Günlerdir Aylan bebeğin resmi gözümün önünde… “Nasıl bir
fotoğraftır o? “ dedi bir arkadaşım. Evet, nasıl bir fotoğraftır o? İnsanı can
evinden vuran, bir görüp bir daha bakamadığın bir fotoğraf… Berkin’in ve Van
depreminde ölen Yunus’un kara gözleri ve yıllar içinde hayatlarının baharında
yaşama veda etmiş daha niceleri eşlik ediyor bu görüntüye. Hangi din, dil, ırk,
milletten olduğu önemli değil, çocuk olma noktasında birleşiyor hepsi. Ölen
çocuk oldu mu infial ediyor vicdanlar, başka bir kederle çarpıyor yürekler.

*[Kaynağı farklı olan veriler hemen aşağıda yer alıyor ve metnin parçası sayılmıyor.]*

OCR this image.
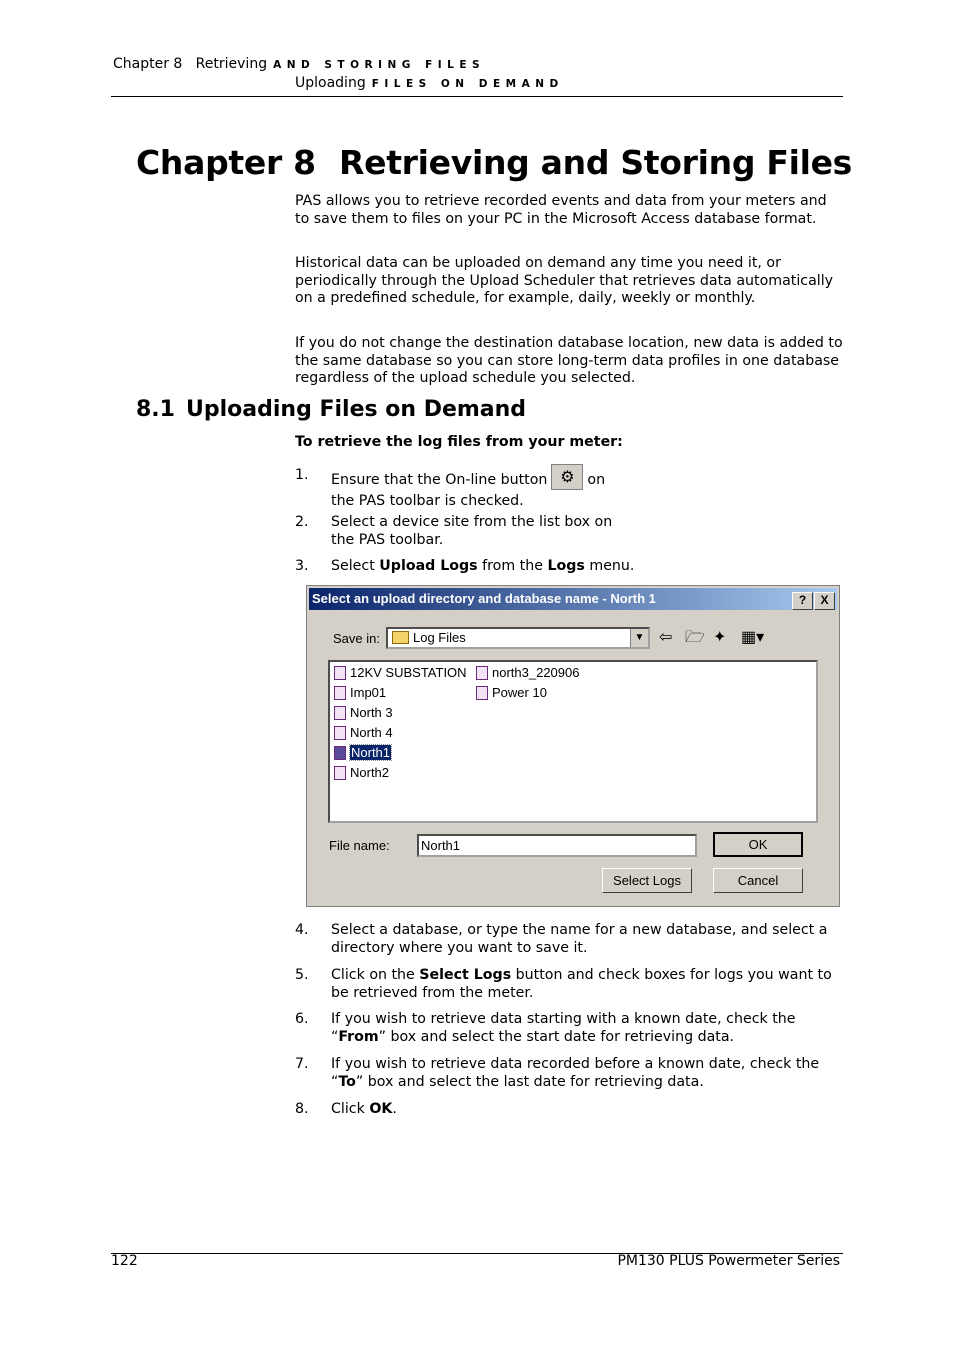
Chapter 8   Retrieving AND STORING FILES
Uploading FILES ON DEMAND
Chapter 8 Retrieving and Storing Files

PAS allows you to retrieve recorded events and data from your meters and to save them to files on your PC in the Microsoft Access database format.

Historical data can be uploaded on demand any time you need it, or periodically through the Upload Scheduler that retrieves data automatically on a predefined schedule, for example, daily, weekly or monthly.

If you do not change the destination database location, new data is added to the same database so you can store long-term data profiles in one database regardless of the upload schedule you selected.

8.1 Uploading Files on Demand
To retrieve the log files from your meter:
1. Ensure that the On-line button ⚙ on
the PAS toolbar is checked.
2. Select a device site from the list box on
the PAS toolbar.
3. Select Upload Logs from the Logs menu.
Select an upload directory and database name - North 1	?	X
Save in:	Log Files	▼ ⇦ 🗁 ✦ ▦▾
12KV SUBSTATION
Imp01
North 3
North 4
North1
North2
north3_220906
Power 10
File name:	North1	OK
Select Logs	Cancel
4. Select a database, or type the name for a new database, and select a directory where you want to save it.
5. Click on the Select Logs button and check boxes for logs you want to be retrieved from the meter.
6. If you wish to retrieve data starting with a known date, check the “From” box and select the start date for retrieving data.
7. If you wish to retrieve data recorded before a known date, check the “To” box and select the last date for retrieving data.
8. Click OK.
122	PM130 PLUS Powermeter Series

Yeni bir yaşam umuduyla binilen botun dalgalara yenilip devrilmesi geliyor gözümün önüne. Annenin,babanın dalgaların içinde batıp çıkan çocuklarını bir çırpınışla kurtarmak için çabalarken yaşadıkları dehşeti hayal ediyorum ama tam hissedemiyorum. İki evladını ve eşini kaybetmiş baba. Bir daha yaşayabilecek mi o baba? Aynen Doğu'da askerlik yapan evlatları olan annelerin her gün nefeslerini tutarak uyumadan yaşamaya çalıştıklarını hayal edebildiğim ama tam hissedemediğim gibi. Hissedebildiğim kadarı bile yakıyor içimi ki benim acım onlarınkinin yanına yaklaşamaz. Her evlat anasının-babasının kınalı kuzusu, can damarı... Diyecek söz kalmıyor. Tıkanıyorum...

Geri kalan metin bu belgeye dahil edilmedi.